Si je suis enclin à partager avec mes amis polonais un certain esprit romantique et si je sais combien la Pologne à souffert des totalitarismes nazis et soviétiques, ce romantisme a ses limites. Il a conduit à des tragédies, à l'image des lanciers polonais chargeant non pas contre des chars blindés comme on l'a écrit par erreur, mais contre des unités mécanisées allemandes en 1939. Il a conduit aussi aux insurrections de 1943 dans le ghetto de Varsovie et à celle de l'insurrection du 1er août 1944. L'honneur des Juifs de Pologne en 1943 a triomphé de la barbarie. Et le courage de la nation polonaise et celui des varsoviens en particulier en 1944 de la nation polonaise a été sauf. Ces sacrifices ont permis de démontrer au plan moral que le bien triomphait du mal. Pourtant, on a vu le résultat. La Pologne y a perdu ses meilleurs éléments et toute sa jeunesse, broyés dans la barbarie à la fois nazie et aussi soviétique. La Pologne en a payé le prix de 1945 à 1989. Est-ce que les intellectuels signataires de l'appel en faveur d'une solution militaire en Ukraine veulent voir le risque d'une nouvelle conflagration entre la Russie et la Pologne ?Nous sommes aujourd'hui au 21e siècle. Les armes nucélaires sont présentes partout…. En Libye aussi, il y a quelques années, certains intellectuels français ont appelé à la destruction du régime libyen. On voit le désastre aujourd'hui.

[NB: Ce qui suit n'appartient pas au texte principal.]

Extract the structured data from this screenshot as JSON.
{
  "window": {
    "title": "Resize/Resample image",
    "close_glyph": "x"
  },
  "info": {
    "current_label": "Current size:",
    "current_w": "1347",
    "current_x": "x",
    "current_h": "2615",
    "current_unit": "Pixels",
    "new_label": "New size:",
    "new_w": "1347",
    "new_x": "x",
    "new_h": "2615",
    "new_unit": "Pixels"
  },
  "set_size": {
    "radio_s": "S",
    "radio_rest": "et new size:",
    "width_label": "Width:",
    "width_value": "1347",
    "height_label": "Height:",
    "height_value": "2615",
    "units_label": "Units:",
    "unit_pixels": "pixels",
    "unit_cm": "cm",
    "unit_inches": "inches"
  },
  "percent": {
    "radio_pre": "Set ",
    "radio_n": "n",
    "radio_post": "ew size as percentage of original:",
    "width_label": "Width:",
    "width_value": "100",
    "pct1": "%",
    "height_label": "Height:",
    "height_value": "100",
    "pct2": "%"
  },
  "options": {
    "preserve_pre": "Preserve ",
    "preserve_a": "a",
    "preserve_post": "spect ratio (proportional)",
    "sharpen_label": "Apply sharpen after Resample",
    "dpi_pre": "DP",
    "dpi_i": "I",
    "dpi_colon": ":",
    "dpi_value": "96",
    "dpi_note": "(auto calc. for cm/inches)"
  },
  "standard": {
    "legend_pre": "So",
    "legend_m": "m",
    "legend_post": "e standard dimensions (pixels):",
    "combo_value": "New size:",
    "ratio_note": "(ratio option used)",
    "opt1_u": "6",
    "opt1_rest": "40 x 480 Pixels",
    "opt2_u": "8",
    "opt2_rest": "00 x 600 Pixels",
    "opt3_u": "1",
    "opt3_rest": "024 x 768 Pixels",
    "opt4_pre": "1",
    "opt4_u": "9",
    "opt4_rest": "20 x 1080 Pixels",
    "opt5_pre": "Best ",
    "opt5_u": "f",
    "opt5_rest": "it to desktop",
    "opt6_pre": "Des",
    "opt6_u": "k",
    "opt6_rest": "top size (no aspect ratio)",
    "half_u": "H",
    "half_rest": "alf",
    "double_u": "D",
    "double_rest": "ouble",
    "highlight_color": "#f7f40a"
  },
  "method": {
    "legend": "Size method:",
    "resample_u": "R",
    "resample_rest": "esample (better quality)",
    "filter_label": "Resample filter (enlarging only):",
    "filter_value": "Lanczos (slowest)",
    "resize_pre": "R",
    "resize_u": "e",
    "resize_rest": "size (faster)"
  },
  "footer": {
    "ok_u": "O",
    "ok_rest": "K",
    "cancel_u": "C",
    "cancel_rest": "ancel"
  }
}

Veut-on la même chopse aux confins de l'Europe de l'Est ? à une frontière ukrainienne qui n'est qu'à 6 heures de voiture de Varsovie ? … un peu plus que Genève-Nice ? Autant dire, un saut de puce !

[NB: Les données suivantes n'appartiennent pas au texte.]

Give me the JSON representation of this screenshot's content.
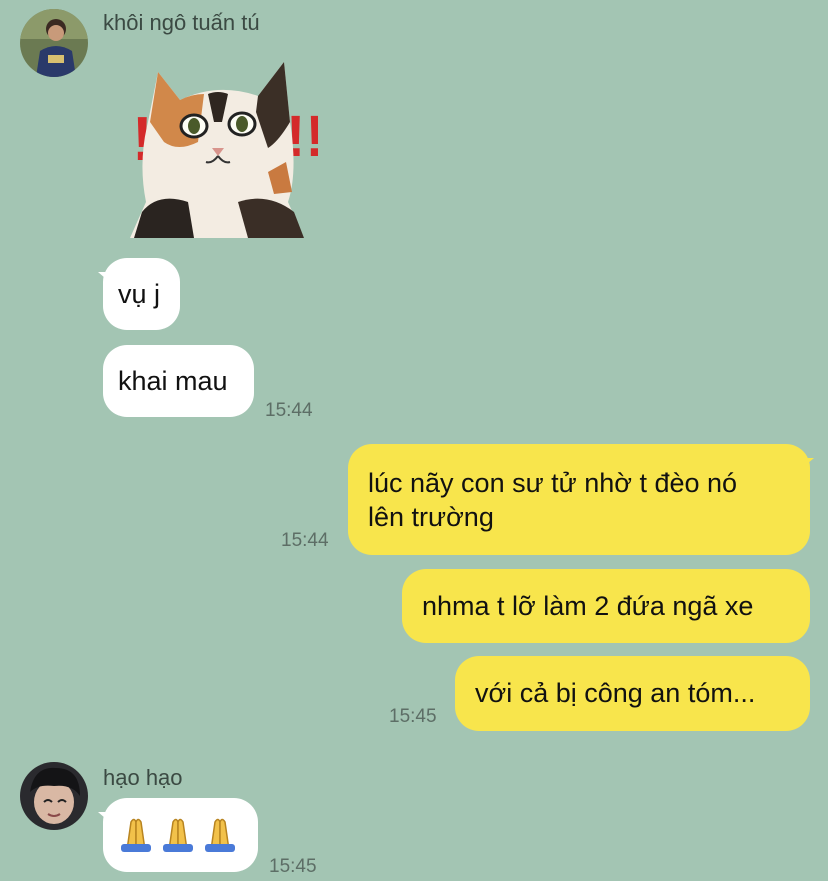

L' appel d'intellectuels polonais répercuté par le journal "Le Monde" est à mon humble avis malvenu et pour le moins, prématuré. Il m'en coûte de l'écrire. Il vient renforcer une logique d'affrontement plutôt que de tenter d'apaiser une situation tragique sur le terrain, même si dans le cas de l'Ukraine, chacun sait où se situent les responsabilités et les torts. Sachons retenir les enseignements de l'Histoire : Richelieu et Mazarin, avant Talleyrand, avaient compris que la négociation et l'arme, pour ne pas dire la ruse diplomatique étaient le meilleur des moyens pour obtenir des résultats dans une négociation. L'intérêt d'un Etat en négociation avec un autre commande parfois d'accomoder l'intérêt de l'Etat à une démarche qui ne soit pas belliciste au premier chef, même si comme l'écrit Clausewitz, "la guerre est la continuation de la diplomatie par d'autres moyens". Alors, Monsieur Wajda, Mesdames et Messieurs les intellectuels de Pologne, mettez plutôt votre haute autorité morale au service d'une ultime recherche d'une situation d'apaisement en Ukraine tout en sachant que négociation ne veut pas dire forcément veulerie et que négociation ne veut pas forcément dire capitulation. Nous n'en sommes – pour l'instant – pas encore au stade de Munich et personne n'a envie de "mourir pour Kiev", pour paraphraser la phrase "Mourir pour Dantzig" de sinistre mémoire".

Christophe Vuilleumier

Christophe Vuilleumier est un historien suisse, actif dans le domaine éditorial, et membre de plusieurs comités de sociétés savantes, notamment de la Société suisse d'histoire. On lui doit plusieurs contributions sur l’histoire helvétique du XVIIème siècle et du XXème siècle, dont certaines sont devenues des références.